El experimento lo he hecho en varias ocasiones, para comprobar si realmente somos ese pueblo sonriente del que tanto hablan los estereotipos. En la mayoría de los casos, el número de los que expresan algún grado de alegría no ha superado las cinco personas en un recorrido que varía entre 4 y 10 kilómetros. Claro que eso no prueba nada, como no sea que en circunstancias cotidianas las carcajadas no abundan tanto como quieren hacernos creer. Aún así seguimos siendo un pueblo con mucho humor. Pero los chistes se comportan más como la tabla salvadora que nos rescata del naufragio de la depresión y no como una evidencia de nuestra dicha. Reímos para no llorar, para no golpear, para no matar. Reímos para olvidar, escaparnos, callar. Por eso, cuando estamos ante un espectáculo humorístico que toca todos esos resortes dolorosos de nuestra risa, es como si las válvulas se abrieran y la Calzada de 10 de Octubre en pleno comenzara a reírse, incluyendo los edificios, las farolas y los semáforos.

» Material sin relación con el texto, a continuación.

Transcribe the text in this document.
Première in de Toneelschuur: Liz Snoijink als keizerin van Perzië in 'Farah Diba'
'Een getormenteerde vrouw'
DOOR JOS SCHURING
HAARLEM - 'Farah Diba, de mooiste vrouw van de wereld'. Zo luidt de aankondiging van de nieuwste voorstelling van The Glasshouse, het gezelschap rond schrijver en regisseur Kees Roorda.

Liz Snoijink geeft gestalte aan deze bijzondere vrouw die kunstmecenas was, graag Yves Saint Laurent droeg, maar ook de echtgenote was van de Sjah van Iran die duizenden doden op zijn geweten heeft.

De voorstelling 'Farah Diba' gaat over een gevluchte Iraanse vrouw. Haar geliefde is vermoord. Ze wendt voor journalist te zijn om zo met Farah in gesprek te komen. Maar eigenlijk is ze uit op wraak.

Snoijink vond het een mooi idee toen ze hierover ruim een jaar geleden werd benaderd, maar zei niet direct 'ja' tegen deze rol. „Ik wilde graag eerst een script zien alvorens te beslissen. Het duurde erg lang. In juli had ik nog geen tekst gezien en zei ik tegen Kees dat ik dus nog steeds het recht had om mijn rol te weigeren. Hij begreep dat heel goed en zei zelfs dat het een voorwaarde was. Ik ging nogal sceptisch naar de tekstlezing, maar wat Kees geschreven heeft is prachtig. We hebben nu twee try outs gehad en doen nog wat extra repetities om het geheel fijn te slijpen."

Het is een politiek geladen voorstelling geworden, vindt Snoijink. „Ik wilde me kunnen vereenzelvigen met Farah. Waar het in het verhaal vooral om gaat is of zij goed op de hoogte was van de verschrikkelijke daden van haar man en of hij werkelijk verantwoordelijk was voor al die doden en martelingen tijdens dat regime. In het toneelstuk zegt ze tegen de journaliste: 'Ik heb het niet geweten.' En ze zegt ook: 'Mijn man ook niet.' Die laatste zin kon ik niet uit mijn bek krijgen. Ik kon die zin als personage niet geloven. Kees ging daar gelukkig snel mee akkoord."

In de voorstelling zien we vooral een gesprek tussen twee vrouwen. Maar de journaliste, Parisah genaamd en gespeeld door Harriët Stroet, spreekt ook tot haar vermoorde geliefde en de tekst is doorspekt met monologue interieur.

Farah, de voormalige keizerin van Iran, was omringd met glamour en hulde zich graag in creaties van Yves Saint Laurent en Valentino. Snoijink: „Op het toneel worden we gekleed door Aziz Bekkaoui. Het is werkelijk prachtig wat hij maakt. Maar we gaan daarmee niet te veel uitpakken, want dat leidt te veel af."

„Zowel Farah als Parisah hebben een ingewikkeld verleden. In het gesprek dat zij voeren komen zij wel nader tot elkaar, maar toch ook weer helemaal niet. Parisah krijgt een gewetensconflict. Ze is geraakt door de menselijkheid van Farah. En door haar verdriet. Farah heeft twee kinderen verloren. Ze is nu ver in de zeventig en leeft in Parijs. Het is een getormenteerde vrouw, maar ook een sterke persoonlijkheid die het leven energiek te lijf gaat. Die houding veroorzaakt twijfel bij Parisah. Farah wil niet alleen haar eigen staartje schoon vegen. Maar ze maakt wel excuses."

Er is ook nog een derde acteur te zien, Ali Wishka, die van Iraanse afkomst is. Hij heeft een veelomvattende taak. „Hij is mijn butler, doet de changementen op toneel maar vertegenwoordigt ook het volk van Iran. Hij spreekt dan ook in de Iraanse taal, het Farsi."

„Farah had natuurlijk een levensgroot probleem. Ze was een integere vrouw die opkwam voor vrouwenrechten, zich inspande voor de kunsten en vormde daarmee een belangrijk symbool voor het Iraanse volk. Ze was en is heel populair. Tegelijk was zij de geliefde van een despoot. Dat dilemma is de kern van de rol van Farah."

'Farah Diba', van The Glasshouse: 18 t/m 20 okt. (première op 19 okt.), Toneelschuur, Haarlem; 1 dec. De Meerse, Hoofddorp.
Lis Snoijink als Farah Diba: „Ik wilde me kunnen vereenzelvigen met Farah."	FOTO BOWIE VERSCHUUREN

El viernes pasado algo así ocurrió en el espectáculo “De doime son los cantantes” que la sala del Karl Marx nos regaló el actor Osvaldo Doimeadios. Homenaje también a lo mejor de nuestro teatro vernáculo, el humorista logró magistrales interpretaciones y monólogos. Desde las penurias económicas, la reforma migratoria, los excesivos controles para el trabajo por cuenta propia, hasta los escándalos de corrupción asociados al cable de fibra óptica, fueron algunos de los temas que más carcajadas arrancaron. Nos reímos de nuestros problemas y de nuestras miserias, nos reímos de nosotros mismos. Después la distracción terminó, el público se amontonó en los calurosos pasillos para lograr salir. Afuera, la calle Primera se veía abarrotada en plena noche. Tomé un ómnibus para regresar a casa y me asomé a la ventanilla… nadie sonreía. El humor había quedado en las butacas y en el escenario , estábamos de vuelta a la sobria realidad.